Both. Price wars are already happening in the US with the cost of inference massively declining. US firms will likely respond with competitive innovation mostly targeting training processes, applications and services. One thing I am sure of is that inference (rather than training) will now be the focus, as US firms will see this as the way to make money. Why spend lots competing on slightly improved models, when you can use open-source models & build over-the-top?
Could DeepSeek’s cost-efficient model accelerate AI adoption across industries? What does this mean for Nvidia and other western powerhouses?
No, I do not think it will have an impact on enterprises. Cost of inference is already very low, and is not the major issue for enterprises.
Bigger challenges which are hindering deployment of GenAI:
- Data privacy, sovereignty, and governance
- Operational implementation and return on investment
- Use case identification
- Upskilling workers & value creation with AI tools.
- Trust
- Customization, and verticalization
When I look at the enterprise market I think about technology, people, process. For GenAI, the technology is not the issue - models are good enough and can support a lot of back-office use cases. The biggest challenges and barriers to enterprise deployment are people & process.

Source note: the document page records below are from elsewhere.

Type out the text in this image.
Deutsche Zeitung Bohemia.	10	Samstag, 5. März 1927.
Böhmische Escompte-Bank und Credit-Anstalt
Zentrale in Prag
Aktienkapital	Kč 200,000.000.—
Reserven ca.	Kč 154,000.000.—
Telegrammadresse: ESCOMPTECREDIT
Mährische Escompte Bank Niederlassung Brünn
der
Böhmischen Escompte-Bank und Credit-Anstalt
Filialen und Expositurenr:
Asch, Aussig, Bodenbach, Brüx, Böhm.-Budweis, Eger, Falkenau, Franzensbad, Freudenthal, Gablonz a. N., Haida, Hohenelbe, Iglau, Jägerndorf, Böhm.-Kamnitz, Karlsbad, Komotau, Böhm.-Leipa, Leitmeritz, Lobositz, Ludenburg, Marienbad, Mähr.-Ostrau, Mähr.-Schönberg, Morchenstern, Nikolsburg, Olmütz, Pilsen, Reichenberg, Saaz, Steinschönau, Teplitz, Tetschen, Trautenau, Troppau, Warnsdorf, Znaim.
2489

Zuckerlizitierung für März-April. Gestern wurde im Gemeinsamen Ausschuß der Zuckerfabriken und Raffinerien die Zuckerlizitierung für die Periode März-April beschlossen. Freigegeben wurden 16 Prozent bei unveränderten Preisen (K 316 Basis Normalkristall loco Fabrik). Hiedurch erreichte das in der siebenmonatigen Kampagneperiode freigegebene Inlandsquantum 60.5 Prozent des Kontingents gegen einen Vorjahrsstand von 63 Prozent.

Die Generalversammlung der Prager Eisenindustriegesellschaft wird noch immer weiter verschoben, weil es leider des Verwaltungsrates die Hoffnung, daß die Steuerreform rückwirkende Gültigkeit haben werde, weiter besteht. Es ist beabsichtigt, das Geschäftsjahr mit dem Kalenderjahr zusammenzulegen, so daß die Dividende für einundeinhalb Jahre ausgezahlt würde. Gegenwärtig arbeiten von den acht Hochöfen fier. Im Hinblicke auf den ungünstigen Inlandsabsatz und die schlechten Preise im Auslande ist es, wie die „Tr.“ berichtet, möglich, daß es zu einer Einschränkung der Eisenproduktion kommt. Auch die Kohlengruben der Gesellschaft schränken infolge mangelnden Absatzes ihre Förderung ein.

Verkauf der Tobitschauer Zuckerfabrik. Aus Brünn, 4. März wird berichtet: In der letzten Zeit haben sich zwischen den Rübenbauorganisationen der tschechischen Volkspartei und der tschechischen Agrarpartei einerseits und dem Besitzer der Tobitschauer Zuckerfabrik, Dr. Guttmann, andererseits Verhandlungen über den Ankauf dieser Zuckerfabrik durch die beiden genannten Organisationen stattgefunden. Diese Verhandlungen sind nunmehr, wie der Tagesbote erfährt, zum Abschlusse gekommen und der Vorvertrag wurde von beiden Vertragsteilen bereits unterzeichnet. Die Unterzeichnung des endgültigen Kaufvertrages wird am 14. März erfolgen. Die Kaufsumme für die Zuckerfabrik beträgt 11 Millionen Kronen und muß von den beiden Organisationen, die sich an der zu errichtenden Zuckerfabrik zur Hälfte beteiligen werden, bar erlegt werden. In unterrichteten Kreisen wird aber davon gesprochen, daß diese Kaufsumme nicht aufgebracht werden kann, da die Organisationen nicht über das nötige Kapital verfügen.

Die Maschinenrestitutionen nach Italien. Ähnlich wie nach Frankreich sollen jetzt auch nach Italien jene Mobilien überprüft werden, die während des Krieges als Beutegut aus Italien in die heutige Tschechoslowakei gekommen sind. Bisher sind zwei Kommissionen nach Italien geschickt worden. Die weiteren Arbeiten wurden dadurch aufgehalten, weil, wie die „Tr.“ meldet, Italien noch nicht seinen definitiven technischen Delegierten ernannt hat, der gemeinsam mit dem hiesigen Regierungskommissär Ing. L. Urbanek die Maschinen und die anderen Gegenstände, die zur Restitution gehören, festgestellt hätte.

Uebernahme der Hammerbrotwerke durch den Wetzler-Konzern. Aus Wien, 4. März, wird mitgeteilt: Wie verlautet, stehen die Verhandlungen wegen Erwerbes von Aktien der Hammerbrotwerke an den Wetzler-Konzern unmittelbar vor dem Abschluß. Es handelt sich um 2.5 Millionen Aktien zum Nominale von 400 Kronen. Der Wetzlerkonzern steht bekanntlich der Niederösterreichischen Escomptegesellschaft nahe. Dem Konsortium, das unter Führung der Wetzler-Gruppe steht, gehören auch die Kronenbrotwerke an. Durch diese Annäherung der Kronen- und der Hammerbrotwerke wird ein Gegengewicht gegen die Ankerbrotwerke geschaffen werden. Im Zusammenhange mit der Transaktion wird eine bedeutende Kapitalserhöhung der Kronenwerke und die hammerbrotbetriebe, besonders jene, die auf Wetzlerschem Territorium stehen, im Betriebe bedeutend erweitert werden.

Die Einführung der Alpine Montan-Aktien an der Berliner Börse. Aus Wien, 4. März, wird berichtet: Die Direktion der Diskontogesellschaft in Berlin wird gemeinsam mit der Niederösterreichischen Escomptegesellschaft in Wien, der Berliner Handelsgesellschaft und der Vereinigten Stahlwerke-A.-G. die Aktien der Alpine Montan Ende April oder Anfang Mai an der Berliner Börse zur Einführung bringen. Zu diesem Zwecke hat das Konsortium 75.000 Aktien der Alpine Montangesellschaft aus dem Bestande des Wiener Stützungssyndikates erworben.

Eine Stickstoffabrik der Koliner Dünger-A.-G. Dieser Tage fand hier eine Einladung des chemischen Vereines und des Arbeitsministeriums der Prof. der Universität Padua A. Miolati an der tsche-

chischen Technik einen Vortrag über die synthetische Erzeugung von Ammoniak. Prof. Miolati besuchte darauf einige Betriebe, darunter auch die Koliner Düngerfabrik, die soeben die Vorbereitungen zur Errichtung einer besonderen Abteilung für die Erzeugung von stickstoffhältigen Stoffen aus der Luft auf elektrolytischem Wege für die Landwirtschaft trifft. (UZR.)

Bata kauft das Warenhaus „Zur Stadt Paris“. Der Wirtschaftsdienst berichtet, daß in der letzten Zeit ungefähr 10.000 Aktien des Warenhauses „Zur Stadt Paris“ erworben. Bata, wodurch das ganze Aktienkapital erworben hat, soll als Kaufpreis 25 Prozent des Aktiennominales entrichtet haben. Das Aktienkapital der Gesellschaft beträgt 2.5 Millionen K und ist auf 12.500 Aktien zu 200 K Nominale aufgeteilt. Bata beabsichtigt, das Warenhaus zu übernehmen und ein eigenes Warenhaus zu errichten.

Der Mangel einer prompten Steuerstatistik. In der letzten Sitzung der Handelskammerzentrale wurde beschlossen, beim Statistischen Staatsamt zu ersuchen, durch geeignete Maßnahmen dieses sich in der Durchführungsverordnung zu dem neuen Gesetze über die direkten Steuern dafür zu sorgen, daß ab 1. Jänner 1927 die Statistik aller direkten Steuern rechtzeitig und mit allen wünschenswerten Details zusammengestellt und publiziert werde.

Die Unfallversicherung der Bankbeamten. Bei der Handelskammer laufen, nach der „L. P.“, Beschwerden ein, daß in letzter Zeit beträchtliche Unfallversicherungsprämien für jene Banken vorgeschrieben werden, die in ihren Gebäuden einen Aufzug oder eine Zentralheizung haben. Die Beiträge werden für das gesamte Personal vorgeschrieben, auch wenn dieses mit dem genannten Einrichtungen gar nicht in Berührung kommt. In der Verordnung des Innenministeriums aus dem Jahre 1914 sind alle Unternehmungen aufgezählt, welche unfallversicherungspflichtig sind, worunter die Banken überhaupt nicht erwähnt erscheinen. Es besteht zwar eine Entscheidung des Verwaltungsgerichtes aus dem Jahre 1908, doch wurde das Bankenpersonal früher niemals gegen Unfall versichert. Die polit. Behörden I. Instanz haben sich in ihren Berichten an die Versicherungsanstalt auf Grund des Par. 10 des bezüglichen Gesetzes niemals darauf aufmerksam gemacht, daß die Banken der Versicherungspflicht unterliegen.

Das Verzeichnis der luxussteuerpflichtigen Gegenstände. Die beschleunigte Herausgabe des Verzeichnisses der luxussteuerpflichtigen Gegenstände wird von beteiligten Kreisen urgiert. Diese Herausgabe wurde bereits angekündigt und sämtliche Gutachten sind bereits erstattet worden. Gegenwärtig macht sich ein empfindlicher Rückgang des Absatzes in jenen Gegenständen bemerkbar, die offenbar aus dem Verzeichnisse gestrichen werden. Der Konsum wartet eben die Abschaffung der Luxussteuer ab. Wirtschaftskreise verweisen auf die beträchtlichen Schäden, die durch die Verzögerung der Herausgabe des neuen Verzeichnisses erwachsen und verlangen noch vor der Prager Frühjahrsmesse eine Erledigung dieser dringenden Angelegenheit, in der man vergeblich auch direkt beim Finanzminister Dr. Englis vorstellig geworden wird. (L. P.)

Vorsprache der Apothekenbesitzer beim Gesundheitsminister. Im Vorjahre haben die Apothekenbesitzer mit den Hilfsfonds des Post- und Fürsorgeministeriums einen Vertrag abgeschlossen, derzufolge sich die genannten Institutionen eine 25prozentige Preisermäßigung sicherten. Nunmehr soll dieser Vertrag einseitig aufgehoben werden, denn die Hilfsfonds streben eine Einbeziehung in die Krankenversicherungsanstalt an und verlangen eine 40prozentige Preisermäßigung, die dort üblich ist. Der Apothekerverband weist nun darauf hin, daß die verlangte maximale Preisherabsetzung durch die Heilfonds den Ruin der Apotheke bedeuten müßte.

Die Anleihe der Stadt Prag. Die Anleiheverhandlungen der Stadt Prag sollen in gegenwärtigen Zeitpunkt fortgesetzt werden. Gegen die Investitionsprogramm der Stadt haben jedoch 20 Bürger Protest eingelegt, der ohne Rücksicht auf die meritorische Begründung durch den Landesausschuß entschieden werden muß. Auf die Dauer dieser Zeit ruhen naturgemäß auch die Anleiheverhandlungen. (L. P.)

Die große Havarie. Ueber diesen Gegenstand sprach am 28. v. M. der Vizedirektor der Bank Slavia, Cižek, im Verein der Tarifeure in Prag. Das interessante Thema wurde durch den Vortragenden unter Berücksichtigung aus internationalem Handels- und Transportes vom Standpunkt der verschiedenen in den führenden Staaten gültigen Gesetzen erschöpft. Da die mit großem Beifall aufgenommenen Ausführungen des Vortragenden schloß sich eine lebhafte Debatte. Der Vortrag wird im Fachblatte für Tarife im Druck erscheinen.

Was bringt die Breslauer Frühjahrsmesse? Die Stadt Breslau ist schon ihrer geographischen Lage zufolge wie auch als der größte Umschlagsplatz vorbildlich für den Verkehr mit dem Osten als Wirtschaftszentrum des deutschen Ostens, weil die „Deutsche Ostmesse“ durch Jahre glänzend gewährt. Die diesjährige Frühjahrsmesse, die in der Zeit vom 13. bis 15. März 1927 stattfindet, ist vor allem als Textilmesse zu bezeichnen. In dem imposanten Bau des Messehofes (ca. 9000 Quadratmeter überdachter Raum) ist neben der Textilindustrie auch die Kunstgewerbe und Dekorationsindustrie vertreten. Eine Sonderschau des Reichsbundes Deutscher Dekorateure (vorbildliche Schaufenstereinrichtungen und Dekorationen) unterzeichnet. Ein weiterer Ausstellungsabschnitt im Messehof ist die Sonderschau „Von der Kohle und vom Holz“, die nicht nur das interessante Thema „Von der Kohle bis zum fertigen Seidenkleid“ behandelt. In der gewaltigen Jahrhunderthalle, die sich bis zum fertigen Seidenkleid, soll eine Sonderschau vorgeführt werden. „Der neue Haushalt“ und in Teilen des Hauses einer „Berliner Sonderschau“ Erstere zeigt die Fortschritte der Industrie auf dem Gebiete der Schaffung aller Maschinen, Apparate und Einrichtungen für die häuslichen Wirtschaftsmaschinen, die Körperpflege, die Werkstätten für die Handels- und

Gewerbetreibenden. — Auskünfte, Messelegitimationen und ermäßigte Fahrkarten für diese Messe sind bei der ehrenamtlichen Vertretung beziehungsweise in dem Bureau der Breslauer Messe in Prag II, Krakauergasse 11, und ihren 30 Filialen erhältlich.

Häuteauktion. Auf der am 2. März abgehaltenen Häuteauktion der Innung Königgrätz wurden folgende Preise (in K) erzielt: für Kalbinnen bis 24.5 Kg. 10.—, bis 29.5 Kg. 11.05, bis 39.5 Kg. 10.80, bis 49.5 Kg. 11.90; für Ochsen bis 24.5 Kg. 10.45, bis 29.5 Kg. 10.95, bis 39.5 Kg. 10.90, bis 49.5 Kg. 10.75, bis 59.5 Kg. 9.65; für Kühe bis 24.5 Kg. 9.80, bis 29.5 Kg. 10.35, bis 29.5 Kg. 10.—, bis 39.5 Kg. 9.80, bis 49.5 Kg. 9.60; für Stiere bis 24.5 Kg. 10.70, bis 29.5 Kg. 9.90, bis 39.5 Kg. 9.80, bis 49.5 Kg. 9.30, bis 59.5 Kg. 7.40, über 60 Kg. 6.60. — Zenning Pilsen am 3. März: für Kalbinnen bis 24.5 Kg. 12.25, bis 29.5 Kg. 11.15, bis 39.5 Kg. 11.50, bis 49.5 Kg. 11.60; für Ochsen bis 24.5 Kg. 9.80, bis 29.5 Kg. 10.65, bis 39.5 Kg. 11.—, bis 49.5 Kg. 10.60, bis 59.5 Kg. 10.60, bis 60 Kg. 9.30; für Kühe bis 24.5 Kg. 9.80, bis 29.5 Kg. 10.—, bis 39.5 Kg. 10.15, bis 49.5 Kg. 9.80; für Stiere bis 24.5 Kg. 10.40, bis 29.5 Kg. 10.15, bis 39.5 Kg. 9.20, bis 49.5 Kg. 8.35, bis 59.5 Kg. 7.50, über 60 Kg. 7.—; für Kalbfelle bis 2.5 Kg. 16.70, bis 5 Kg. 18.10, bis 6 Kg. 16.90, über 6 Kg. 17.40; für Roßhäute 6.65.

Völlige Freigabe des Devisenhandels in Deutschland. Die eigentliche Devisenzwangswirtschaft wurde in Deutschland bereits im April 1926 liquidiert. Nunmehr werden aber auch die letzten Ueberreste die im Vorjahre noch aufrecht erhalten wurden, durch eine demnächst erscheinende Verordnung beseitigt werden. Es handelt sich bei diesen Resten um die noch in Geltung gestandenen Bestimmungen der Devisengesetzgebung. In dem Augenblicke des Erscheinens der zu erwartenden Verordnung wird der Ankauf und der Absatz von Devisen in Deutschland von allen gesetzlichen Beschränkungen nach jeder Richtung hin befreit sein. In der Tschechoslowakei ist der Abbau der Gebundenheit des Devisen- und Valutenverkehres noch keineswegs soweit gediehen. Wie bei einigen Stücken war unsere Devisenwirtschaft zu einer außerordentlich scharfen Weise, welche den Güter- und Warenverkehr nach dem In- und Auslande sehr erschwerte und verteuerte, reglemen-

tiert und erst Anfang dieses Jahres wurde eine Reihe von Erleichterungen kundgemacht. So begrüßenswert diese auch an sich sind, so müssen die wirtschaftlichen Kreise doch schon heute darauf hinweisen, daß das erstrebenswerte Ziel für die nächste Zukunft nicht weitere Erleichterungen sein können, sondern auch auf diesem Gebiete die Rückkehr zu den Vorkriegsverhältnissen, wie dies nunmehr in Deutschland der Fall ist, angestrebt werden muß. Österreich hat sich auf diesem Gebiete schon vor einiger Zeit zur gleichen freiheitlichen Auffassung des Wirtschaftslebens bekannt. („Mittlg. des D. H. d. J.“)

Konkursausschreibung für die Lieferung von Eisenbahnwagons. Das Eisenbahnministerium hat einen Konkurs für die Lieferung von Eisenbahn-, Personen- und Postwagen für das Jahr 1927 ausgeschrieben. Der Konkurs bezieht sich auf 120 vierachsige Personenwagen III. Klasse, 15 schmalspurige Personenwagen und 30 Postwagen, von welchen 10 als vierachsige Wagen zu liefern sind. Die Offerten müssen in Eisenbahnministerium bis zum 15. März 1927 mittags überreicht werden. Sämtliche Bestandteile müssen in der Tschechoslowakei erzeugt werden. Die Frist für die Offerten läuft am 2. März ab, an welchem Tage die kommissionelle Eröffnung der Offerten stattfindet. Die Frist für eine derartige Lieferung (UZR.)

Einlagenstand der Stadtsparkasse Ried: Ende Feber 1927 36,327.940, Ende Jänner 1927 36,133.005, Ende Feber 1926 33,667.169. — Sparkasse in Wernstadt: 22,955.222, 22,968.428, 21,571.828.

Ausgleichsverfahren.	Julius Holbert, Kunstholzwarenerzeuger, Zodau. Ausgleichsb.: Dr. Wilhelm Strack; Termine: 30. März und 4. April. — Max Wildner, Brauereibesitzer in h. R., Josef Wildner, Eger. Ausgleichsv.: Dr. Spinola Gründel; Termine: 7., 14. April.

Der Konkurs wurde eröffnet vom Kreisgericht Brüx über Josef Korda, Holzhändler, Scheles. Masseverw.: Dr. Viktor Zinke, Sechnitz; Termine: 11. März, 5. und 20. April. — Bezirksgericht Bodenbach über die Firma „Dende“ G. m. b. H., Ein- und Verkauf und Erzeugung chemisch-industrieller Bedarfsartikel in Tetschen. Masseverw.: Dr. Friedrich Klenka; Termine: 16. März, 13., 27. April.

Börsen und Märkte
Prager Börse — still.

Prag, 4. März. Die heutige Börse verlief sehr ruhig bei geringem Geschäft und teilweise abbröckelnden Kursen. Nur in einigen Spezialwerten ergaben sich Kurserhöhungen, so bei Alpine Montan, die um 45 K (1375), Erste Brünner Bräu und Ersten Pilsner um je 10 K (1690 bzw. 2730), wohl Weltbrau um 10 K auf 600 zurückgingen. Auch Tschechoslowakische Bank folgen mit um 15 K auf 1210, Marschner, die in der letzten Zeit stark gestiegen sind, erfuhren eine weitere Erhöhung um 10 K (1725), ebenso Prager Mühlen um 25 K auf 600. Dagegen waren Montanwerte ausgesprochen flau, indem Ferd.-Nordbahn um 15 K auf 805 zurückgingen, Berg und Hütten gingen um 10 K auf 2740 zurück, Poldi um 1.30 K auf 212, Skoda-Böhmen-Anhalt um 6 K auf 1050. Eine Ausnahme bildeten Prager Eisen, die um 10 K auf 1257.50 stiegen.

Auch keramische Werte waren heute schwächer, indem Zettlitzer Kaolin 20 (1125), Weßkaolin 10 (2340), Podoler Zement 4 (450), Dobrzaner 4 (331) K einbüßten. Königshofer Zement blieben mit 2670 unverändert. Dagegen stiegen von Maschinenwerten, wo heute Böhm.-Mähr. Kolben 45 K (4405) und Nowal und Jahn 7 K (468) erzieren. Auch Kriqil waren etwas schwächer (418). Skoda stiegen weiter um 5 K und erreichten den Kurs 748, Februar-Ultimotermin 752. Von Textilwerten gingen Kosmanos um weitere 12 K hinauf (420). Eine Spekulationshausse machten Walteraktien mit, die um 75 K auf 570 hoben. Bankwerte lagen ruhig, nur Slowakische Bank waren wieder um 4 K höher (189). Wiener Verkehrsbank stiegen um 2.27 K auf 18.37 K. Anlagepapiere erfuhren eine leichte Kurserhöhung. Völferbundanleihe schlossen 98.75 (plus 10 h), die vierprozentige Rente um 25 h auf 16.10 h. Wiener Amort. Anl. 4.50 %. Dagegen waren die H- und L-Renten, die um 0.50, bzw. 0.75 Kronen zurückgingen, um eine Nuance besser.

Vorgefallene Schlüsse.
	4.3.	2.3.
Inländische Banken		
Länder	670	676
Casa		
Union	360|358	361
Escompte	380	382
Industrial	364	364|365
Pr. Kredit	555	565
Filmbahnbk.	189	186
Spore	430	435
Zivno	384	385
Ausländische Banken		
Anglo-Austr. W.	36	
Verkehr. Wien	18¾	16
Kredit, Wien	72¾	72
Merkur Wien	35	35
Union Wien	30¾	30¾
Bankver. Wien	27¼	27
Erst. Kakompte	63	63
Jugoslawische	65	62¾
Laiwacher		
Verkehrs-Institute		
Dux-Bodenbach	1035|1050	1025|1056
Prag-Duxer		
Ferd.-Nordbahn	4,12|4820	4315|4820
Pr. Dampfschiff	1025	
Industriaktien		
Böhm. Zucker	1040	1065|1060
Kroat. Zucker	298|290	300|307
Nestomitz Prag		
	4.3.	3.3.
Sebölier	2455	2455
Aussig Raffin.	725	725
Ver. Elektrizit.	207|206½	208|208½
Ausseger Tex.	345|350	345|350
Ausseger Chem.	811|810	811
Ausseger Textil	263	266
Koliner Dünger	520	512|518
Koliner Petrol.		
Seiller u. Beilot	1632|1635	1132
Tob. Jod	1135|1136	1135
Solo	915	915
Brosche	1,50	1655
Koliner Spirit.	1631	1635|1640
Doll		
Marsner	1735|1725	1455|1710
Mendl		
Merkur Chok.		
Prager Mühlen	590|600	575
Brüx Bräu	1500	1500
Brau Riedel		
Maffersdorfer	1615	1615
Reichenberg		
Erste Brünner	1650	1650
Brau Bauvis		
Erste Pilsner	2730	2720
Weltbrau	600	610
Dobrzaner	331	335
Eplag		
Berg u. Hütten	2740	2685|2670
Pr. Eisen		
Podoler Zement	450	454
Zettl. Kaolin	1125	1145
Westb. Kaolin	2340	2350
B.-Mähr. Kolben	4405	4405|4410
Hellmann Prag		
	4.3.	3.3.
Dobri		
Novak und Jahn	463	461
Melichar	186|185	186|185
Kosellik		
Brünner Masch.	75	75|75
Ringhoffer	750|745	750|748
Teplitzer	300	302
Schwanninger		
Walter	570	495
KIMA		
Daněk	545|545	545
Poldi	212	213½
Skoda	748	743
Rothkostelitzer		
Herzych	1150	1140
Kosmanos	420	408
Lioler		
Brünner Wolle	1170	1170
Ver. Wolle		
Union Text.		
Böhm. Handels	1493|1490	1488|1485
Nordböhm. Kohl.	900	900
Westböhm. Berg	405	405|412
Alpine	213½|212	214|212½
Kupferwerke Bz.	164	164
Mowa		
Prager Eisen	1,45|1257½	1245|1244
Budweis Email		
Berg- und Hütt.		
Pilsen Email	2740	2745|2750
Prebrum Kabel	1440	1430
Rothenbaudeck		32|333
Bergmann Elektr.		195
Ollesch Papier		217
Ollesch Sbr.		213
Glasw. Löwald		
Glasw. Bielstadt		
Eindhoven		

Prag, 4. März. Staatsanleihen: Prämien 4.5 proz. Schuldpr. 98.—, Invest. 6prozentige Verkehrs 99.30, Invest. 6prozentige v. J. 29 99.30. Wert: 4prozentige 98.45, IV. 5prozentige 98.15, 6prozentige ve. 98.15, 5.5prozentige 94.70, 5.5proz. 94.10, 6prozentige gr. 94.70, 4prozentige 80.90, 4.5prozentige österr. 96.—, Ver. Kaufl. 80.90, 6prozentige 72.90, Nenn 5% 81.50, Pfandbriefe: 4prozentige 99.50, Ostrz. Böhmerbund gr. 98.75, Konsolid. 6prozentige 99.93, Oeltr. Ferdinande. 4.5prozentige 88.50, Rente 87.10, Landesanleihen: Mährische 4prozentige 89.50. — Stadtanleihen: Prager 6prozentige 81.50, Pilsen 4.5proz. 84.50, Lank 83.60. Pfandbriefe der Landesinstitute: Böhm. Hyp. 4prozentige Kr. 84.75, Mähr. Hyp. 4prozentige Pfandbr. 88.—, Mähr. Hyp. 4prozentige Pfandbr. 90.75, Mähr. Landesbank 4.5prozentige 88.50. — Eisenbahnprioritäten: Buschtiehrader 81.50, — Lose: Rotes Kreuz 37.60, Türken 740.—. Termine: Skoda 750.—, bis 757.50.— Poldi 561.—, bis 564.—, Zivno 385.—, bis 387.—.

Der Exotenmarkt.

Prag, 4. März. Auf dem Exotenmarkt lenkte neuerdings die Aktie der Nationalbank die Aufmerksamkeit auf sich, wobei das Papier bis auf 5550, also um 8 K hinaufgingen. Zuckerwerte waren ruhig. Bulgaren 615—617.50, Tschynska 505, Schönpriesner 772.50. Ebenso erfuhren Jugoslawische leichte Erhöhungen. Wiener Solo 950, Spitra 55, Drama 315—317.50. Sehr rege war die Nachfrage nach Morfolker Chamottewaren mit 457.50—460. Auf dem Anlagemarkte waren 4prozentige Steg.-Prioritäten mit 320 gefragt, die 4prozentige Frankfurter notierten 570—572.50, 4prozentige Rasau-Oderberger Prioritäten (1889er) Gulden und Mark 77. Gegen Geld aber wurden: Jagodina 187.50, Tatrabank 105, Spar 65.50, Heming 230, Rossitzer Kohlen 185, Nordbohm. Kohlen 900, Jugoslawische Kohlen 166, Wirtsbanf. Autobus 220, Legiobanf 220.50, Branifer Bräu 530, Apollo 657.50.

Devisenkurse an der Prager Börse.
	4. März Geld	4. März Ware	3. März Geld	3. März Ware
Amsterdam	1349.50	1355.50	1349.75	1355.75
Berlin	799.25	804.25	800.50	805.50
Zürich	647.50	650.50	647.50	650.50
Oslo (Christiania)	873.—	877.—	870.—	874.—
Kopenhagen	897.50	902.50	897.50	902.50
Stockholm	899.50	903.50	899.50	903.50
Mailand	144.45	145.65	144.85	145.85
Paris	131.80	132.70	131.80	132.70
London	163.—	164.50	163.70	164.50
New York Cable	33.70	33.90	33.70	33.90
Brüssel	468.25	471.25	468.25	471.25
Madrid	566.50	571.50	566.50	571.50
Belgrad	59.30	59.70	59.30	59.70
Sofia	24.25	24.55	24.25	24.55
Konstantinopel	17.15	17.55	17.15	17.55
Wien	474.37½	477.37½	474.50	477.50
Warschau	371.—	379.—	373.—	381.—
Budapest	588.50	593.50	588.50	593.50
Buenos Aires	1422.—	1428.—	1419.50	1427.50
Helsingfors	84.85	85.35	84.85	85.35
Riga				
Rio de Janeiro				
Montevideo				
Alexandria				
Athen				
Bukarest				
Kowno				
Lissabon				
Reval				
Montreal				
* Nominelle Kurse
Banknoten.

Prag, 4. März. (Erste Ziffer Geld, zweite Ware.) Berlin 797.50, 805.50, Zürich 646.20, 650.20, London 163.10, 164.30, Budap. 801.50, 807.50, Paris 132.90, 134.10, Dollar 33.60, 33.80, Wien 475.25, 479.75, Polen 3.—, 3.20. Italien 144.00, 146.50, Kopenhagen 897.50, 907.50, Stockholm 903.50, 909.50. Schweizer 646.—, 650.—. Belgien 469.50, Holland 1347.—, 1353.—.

On top of this, trust will be a major issue given that this model is coming out of China. Before it comes close to enterprise deployment, expect a huge amount of testing. I am surprised that companies like Perplexity have embedded this model within their chatbots - although there are misconceptions around ownership, and the fact that it is open source means that Perplexity has control over where data goes. A huge amount of scrutiny will come from customers and enterprises, especially around censorship which is embedded within the open-source model. At the end of the day, even an open-source model is influenced by the developers as a model is only as good as its training data.
How might this development influence the balance of AI leadership between the US and China?
I do not think it will have a very large impact on AI leadership in the near future. It is the first time the US’ AI leadership has faced any challenge from abroad which will create a stir, building hype around the AI race. What it will do though is accelerate the geo-political war that is currently being fought around AI, making it likely that US-based AI companies will want additional controls to help them retain their leadership.